Natural recolonisation is considered to be the most ecologically sound approach to the establishment of habitats such as woodlands, grasslands, ponds and riparian vegetation.
The creation of a woodland, grassland or pond habitat using this method is dependent on a source of seed from an adjacent similar habitat.
When selecting this approach, it is important to be aware that the establishment of the habitat will take a lot longer than habitats which are established through planting or seeding. The length of time varies depending on the habitat type and the proximity of the site to the donor habitat which will provide the seed source. Seeds will arrive into the recipient site either by wind (anemochory) or by animals (zoochory) such as birds and small mammals.
The soil type should be similar in nature to that of the intended habitat type (i.e. should be the same as the donor habitat). Sites should be located adjacent to or as close as possible to the donor habitat (i.e. the source of seeds or propagules).
Sometimes suitable soil needs to be brought into a site to ensure compatibility for natural recolonisation. Checking and monitoring for non-native species is important when considering the importation of soil to a site.
The process of natural recolonisation can be assisted by planting. For example, when establishing an Oak-ash-hazel woodland (WN2), oak and ash whips of local or Irish provenance may be planted in a site to establish the woodland canopy. The understorey and ground flora species will gradually colonise the site over time, especially if adjacent to a WN2 woodland. If the site is immediately adjacent to WN2 woodland natural regeneration can be accelerated during ‘mast’ years by ‘scarifying’ (shallow ploughing with a harrow) the topsoil prior to seed fall to provide a good seed bed for the resultant seed. This applies to the development of any native woodland type.

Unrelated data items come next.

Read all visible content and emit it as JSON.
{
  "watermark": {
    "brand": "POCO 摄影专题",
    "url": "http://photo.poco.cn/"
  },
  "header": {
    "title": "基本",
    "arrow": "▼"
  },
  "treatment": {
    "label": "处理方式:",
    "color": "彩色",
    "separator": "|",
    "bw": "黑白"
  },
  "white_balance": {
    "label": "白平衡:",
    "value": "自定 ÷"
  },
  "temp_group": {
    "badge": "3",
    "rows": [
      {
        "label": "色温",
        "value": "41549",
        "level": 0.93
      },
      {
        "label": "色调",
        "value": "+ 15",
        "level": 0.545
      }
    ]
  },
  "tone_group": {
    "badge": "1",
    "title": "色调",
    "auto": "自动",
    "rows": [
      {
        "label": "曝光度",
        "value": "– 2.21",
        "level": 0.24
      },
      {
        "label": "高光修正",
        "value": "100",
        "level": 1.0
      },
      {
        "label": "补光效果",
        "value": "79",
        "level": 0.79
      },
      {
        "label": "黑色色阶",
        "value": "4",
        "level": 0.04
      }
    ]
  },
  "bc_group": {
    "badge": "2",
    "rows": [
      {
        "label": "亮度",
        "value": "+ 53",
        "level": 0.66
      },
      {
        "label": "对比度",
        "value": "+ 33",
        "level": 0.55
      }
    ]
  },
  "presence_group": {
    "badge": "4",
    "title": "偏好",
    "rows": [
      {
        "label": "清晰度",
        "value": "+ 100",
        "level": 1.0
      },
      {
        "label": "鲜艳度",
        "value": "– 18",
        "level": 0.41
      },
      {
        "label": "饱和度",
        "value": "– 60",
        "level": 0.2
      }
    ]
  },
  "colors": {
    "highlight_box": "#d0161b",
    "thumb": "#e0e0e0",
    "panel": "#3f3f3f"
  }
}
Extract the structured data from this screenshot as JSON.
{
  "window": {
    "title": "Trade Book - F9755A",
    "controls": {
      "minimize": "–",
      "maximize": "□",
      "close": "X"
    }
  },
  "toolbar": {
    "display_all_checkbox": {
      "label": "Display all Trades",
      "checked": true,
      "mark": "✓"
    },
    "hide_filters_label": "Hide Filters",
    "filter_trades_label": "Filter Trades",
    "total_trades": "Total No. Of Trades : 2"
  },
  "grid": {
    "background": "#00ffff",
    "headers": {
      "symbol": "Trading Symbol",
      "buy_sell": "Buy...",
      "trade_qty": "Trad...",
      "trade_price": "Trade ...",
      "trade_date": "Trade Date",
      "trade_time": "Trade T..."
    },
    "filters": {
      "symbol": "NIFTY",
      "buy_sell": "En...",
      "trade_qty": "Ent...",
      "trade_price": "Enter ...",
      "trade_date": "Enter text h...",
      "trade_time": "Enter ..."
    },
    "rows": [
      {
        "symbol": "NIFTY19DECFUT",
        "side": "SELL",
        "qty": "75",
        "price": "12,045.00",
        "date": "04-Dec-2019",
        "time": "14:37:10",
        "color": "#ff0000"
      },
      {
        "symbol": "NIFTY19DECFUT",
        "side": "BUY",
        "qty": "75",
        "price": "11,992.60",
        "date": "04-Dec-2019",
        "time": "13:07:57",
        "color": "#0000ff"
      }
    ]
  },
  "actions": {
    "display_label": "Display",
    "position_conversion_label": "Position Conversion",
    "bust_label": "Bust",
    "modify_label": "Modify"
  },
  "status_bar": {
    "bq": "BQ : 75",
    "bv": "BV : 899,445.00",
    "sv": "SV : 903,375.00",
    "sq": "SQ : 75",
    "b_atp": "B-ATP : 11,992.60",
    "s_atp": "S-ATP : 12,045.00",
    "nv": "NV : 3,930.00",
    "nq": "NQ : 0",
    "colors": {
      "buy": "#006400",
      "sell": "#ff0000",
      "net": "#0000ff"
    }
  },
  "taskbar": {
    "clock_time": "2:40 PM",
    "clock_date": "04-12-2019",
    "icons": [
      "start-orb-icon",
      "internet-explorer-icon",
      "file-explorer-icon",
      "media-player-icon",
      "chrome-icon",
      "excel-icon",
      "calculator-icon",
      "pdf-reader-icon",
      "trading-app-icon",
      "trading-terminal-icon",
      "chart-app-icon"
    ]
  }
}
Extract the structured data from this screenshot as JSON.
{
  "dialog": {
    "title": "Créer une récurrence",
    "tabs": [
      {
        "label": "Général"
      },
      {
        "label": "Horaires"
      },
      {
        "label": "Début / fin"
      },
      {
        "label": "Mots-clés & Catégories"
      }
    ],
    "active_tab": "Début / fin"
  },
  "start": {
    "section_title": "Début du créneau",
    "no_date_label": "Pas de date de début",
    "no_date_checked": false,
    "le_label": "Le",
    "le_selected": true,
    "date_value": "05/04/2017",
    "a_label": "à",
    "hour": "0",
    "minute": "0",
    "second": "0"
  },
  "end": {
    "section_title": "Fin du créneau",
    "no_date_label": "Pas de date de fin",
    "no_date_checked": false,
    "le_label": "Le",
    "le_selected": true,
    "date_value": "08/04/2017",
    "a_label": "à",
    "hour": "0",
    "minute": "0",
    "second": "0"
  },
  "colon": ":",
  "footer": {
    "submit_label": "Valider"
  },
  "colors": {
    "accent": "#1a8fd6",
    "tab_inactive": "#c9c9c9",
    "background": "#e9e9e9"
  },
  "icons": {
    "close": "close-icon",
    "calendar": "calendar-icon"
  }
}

In addition, soil can be brought in from a donor habitat which contains the seed bank of the habitat which you want to recreate. This often occurs where a proposed development may disturb a habitat, and as part of the landscape mitigation plan the soil from the habitat must be stripped prior to commencement of construction and utilised elsewhere to establish a compensatory habitat. The seed bank contained within the soil will speed up the natural recolonisation process.
Sods or ‘plugs’ from a donor site can also be utilised to complement planting. This approach requires the lifting of small sections of sod from a donor habitat ensuring that the sod contains both the plant and root stock and transporting it to the intended site where it is planted into the ground. This process provides a source of seed and a source of live plant material, which can grow and spread across the site. When considering this approach it is important to remember that the sods will need attention during storage and transportation to ensure that they do not dry out and may also need watering when they are placed in the ground.